The electrocatalytic reduction of CO2 using electricity produced from renewable resources is a strategy for achieving CO2 emission reduction and sustainable energy development. Further, the reaction has a large number of industrial practical applications, since CO2 can be converted to fuels via downstream chemical processing of the CO product. Herein, we successfully synthesized a low Mn-content single-atom catalyst (SAC) with Mn-N2O2 sites, covalently integrated into carbon nanosheets (Mn-NO/CNs) using a one-pot synthesis method. The Mn-NO/CN catalyst displays efficient electrocatalytic performance for the CO2 reduction reaction (CO2RR). Using an H-type electrolytic cell, the maximum CO Faraday efficiency (FE) at -0.460 V (V vs. RHE) reaches 96.0% in 0.5 M KHCO3 electrolyte. In the flow cell measurements, Mn-NO/CNs exhibits a current density of 28 mA cm(-2) at a very low potential of -0.425 V (V vs. RHE) for the CO2RR with 1.0 M KOH as the mobile phase.
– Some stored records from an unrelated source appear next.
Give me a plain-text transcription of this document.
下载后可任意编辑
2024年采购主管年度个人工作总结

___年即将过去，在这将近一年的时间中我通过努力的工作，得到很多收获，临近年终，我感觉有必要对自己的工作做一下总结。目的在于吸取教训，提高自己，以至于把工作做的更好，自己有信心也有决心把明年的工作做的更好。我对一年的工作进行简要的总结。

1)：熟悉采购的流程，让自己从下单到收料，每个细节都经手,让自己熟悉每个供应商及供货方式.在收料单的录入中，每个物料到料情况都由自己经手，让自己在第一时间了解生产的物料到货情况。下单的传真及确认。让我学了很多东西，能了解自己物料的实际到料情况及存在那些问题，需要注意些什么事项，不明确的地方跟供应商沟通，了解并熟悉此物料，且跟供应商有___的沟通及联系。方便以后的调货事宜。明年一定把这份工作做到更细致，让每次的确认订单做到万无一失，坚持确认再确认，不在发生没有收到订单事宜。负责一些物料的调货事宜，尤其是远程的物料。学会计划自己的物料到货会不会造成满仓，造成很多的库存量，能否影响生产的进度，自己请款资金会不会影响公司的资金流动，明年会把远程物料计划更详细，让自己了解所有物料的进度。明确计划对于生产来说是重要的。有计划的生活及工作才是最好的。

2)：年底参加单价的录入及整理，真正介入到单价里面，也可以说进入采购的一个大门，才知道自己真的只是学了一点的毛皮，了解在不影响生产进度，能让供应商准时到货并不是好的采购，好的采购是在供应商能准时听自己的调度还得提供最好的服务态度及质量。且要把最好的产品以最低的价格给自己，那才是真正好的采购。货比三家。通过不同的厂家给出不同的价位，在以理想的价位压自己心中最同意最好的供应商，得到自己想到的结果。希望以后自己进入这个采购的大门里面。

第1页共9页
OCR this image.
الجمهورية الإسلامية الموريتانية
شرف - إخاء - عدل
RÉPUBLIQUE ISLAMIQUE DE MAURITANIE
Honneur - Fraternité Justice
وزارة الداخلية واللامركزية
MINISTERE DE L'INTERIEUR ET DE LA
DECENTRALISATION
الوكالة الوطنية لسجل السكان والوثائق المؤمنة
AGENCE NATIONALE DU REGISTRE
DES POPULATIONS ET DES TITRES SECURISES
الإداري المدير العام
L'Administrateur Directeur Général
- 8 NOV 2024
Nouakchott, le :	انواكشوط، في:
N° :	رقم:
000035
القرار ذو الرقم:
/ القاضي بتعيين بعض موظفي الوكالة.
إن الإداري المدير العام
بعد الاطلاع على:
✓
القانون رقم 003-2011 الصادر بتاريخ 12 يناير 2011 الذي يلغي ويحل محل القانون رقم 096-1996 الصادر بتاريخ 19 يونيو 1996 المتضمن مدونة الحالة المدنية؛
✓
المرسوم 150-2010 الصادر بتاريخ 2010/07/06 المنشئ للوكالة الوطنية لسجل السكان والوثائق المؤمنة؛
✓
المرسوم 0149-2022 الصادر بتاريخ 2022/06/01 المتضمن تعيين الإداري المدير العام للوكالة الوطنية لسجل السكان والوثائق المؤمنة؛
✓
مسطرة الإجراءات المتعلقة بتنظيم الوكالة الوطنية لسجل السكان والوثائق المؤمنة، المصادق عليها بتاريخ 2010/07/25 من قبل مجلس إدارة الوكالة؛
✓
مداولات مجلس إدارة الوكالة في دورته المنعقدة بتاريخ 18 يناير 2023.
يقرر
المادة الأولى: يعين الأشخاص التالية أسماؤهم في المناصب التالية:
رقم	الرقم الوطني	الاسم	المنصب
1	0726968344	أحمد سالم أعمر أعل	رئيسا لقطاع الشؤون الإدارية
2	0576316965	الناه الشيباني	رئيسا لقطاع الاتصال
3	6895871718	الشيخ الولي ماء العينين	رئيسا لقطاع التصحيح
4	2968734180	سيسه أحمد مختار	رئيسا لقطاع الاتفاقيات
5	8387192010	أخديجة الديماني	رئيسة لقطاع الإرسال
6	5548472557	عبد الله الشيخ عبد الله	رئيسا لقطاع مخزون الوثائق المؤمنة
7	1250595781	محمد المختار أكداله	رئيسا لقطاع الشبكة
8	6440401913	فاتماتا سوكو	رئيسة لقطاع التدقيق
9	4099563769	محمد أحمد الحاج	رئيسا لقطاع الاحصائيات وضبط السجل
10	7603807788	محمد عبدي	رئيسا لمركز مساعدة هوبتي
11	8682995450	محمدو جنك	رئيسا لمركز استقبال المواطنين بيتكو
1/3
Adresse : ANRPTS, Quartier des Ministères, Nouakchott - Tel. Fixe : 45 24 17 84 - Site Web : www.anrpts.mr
The FECO remains above 80% even after 70 h, demonstrating the excellent durability of the catalyst even at a very low potential. The X-ray absorption spectra (XAS) and DFT calculations show that the Mn-N2O2 site is the active catalytic center, which facilitates the adsorption of CO2 and significantly lowers the free energy barrier leading to the formation of the critical intermediate *COOH. The presence of dual N and O coordinated to the single atom metal sites embedded in the 2D carbon nanosheet significantly improves catalytic activity for the reduction of CO2. Therefore, the catalytic performance of the single atom metal catalyst can be enhanced by adjusting the coordination environment.